Invece di concentrarsi sulle fantasie nucleari di Kim Jong-un è di questo che le grandi Potenze dovrebbero occuparsi e preoccuparsi. E in fretta. Come ci racconta il bel pezzo di Virginia Dalla Sala pubblicato dal Fatto il 22/5, e anche un bel reportage di Petrolio, tutti gli esperti concordano che è urgente organizzare sistemi di difesa più efficaci di quelli che abbiamo utilizzato finora. Ma il virus informatico (come quello entrato nel corpo umano) è praticamente imbattibile. Perché si può riprodurre negli stessi sistemi di difesa, paralizzandoli.
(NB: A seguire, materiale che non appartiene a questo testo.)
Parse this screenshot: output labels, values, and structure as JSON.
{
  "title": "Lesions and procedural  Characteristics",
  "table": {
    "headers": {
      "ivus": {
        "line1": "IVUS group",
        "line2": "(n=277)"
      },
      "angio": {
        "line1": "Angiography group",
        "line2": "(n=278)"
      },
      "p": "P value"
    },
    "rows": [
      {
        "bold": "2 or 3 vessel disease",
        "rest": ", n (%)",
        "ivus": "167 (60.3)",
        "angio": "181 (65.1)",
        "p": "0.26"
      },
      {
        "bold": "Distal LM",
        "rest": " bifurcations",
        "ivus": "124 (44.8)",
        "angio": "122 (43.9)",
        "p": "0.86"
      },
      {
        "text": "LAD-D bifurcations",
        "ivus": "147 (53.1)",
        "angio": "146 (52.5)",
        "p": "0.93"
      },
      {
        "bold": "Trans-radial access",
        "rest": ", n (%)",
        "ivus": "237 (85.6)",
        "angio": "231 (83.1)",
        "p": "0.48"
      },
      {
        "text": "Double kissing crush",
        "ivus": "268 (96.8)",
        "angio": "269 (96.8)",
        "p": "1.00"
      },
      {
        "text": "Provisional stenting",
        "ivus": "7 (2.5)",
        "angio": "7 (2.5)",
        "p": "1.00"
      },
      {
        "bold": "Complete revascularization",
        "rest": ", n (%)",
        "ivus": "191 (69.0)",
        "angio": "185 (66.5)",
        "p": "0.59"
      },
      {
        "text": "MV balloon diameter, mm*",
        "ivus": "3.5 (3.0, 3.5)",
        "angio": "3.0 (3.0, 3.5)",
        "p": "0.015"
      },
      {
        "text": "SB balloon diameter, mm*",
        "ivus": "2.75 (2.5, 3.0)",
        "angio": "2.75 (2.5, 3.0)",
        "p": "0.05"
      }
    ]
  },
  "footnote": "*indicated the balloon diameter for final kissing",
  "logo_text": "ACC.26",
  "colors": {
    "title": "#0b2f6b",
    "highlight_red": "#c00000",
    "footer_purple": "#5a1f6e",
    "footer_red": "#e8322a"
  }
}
Ma l’hackeraggio è solo la parte militare di una questione ancora più ampia. Lo stesso Evan Williams, fondatore di Twitter, ha sottolineato i pericoli sociali e umani di internet. E Bill Gates nel 2013 aveva dichiarato al Financial Times: “Internet non salverà il mondo”. E sia pur implicitamente, ammetteva che lo aveva peggiorato.
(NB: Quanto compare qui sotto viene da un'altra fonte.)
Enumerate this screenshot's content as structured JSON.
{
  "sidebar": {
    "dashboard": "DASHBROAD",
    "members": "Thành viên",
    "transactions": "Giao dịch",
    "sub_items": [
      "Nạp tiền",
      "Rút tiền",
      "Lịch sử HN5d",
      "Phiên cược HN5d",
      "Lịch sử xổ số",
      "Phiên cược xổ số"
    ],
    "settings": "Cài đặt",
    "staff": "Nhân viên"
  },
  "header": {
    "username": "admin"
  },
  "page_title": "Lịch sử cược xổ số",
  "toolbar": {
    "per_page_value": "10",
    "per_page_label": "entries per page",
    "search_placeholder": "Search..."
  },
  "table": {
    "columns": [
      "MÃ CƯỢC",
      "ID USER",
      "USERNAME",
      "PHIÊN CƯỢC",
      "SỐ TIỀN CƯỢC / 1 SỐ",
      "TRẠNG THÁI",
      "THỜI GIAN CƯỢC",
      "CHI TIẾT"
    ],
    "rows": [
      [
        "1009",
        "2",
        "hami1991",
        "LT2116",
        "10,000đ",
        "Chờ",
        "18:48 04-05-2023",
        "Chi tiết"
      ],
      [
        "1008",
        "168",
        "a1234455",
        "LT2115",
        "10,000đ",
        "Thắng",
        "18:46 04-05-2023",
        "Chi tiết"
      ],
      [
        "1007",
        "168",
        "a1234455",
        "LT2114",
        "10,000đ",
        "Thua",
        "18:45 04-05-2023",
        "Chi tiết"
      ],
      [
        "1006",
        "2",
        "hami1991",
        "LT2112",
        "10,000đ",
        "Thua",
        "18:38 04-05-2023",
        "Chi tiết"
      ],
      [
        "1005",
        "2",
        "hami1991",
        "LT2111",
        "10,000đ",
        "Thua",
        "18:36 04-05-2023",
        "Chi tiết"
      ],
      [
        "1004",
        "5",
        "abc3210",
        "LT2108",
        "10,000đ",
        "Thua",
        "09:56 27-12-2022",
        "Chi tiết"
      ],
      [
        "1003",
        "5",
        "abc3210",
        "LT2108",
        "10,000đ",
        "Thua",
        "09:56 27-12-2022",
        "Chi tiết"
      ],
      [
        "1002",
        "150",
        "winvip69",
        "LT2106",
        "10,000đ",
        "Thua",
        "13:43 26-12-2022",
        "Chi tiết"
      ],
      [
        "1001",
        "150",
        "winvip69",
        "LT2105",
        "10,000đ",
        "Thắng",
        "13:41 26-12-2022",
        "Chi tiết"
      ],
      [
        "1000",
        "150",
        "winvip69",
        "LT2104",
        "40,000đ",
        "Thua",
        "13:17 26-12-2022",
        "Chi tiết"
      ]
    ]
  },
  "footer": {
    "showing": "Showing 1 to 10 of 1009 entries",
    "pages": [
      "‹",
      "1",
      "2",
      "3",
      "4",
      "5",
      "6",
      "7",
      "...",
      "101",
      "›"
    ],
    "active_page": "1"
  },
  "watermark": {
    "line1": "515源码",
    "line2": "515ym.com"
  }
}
Ahahahah. Ridevano i campioni del modernismo e mi prendevano per pazzo quando nel 1985, con La Ragione aveva torto?, preannunciavo i disastri che sarebbero stati provocati, e che stavano già provocando, da un mondo avvitato sulla tecnologia e l’economia. Ridevano i campioni del modernismo che con l’ottuso ottimismo di Candide credevano, dopo averlo creato, di vivere nel “migliore dei mondi possibile”. Adesso hanno quello che si sono meritati. E non ridono più di fronte a questo mondo, presente e futuro, di orrori. Ma non posso ridere nemmeno io, che pur ho denunciato quegli orrori con largo anticipo, perché sto dentro a questo sistema paranoico e non posso sfuggire alla sua sorte. In quanto all’Isis è del tutto inutile che si dia tanto da fare, spargendo il sangue, proprio e altrui, per distruggere l’Occidente. L’Occidente si sta distruggendo da solo.